Latest NHS news Standard Workforce Race Equity Report found that black or minority ethnic (BME) women (15.6%) were most likely to have been discriminated against by other staff in the past 12 months, and 51% of NHS trusts reported that BME staff were more than 1.25 times more likely than white staff to be subject to formal disciplinary processes. In 80% of NHS trusts, white candidates were significantly more likely to be appointed from a short list than BME candidates.

Alison Hewitt is the second generation of her family to dedicate their working lives to the NHS. Her aunt was a Windrush generation nurse and her mother was a pediatric nurse, but Hewitt broke the mold and began training in radiography 35 years ago, when black radiologists were rare.

She said: “I think a lot of Windrush nurses have kept their mouths shut. Whereas at the moment you're constantly fighting with HR.”

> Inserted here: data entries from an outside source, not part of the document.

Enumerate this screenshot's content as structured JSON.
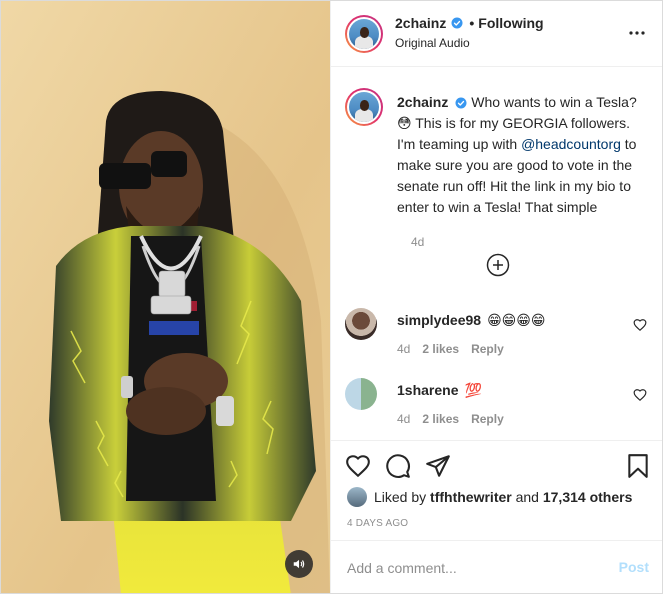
{
  "post": {
    "username": "2chainz",
    "follow_state": "Following",
    "dot": "•",
    "audio": "Original Audio",
    "more_icon": "more-horizontal-icon"
  },
  "caption": {
    "username": "2chainz",
    "text_1": "Who wants to win a Tesla? ",
    "emoji": "😳",
    "text_2": " This is for my GEORGIA followers. I'm teaming up with ",
    "mention": "@headcountorg",
    "text_3": " to make sure you are good to vote in the senate run off! Hit the link in my bio to enter to win a Tesla! That simple",
    "time": "4d"
  },
  "comments": [
    {
      "username": "simplydee98",
      "emoji": "😁😁😁😁",
      "time": "4d",
      "likes": "2 likes",
      "reply": "Reply"
    },
    {
      "username": "1sharene",
      "emoji": "💯",
      "time": "4d",
      "likes": "2 likes",
      "reply": "Reply"
    }
  ],
  "actions": {
    "like_icon": "heart-icon",
    "comment_icon": "comment-icon",
    "share_icon": "send-icon",
    "save_icon": "bookmark-icon"
  },
  "likes": {
    "prefix": "Liked by ",
    "user": "tffhthewriter",
    "middle": " and ",
    "count": "17,314 others"
  },
  "date": "4 DAYS AGO",
  "add_comment": {
    "placeholder": "Add a comment...",
    "post_label": "Post"
  },
  "colors": {
    "verified": "#3897f0",
    "link": "#00376b",
    "muted": "#8e8e8e",
    "post_disabled": "#b2dffc",
    "jacket_yellow": "#d8d83a"
  }
}
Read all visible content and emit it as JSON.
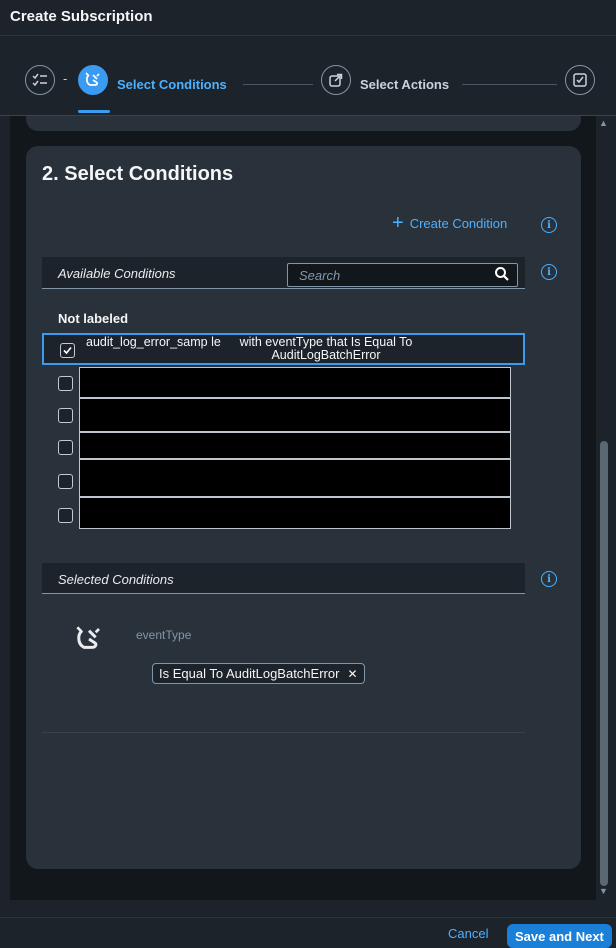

But despite discrimination and inequality, 28.6% of NHS trust staff are black or minority ethnic, and around 20% are non-British citizens.

“Where I work, there are at least 27 countries represented,” Hewitt said. “If black staff, Asian staff and foreign-born staff went home, the NHS would collapse within hours. We have always been called upon to do difficult work.”

However, Hewitt believes that if anything is driving staff turnover in the NHS, it is “economic improvement”, and Williams agrees.

“Where would you go in a world where there is no racism?” – said Williams. “This is a global, international problem. But what you can find [outside the UK] is that the salaries are higher, or there is something else to compensate for it.”

Saada Maida, a 41-year-old gynecologist from Leamington Spa who came to the UK as a refugee from Syria, said NHS staff from all walks of life shared the common challenge of managing patients with different needs in a “systematically underfunded” system, but stressed he was made to feel welcome – and believes “the UK is one of the least racist countries”.

He added: “The common denominator between these people leaving is the feeling that they are not valued in the NHS. If you take on a contract in the Gulf, we know there is systematic inequality there, more than in the UK, but the pay is higher. I think all the doctors or health workers leaving the NHS, I think the incentive, whether they admit it or not, is largely financial.”

Having seen so many of her family dedicate their lives to the NHS, James worries the service she knew will be lost to cuts And privatizationand the pressures faced by his “wonderful” staff.

“I’m very sad,” James added. “We're back to the 50s again, when people were invited to come to Britain to work and rebuild, and when they come they are faced with this war effort.”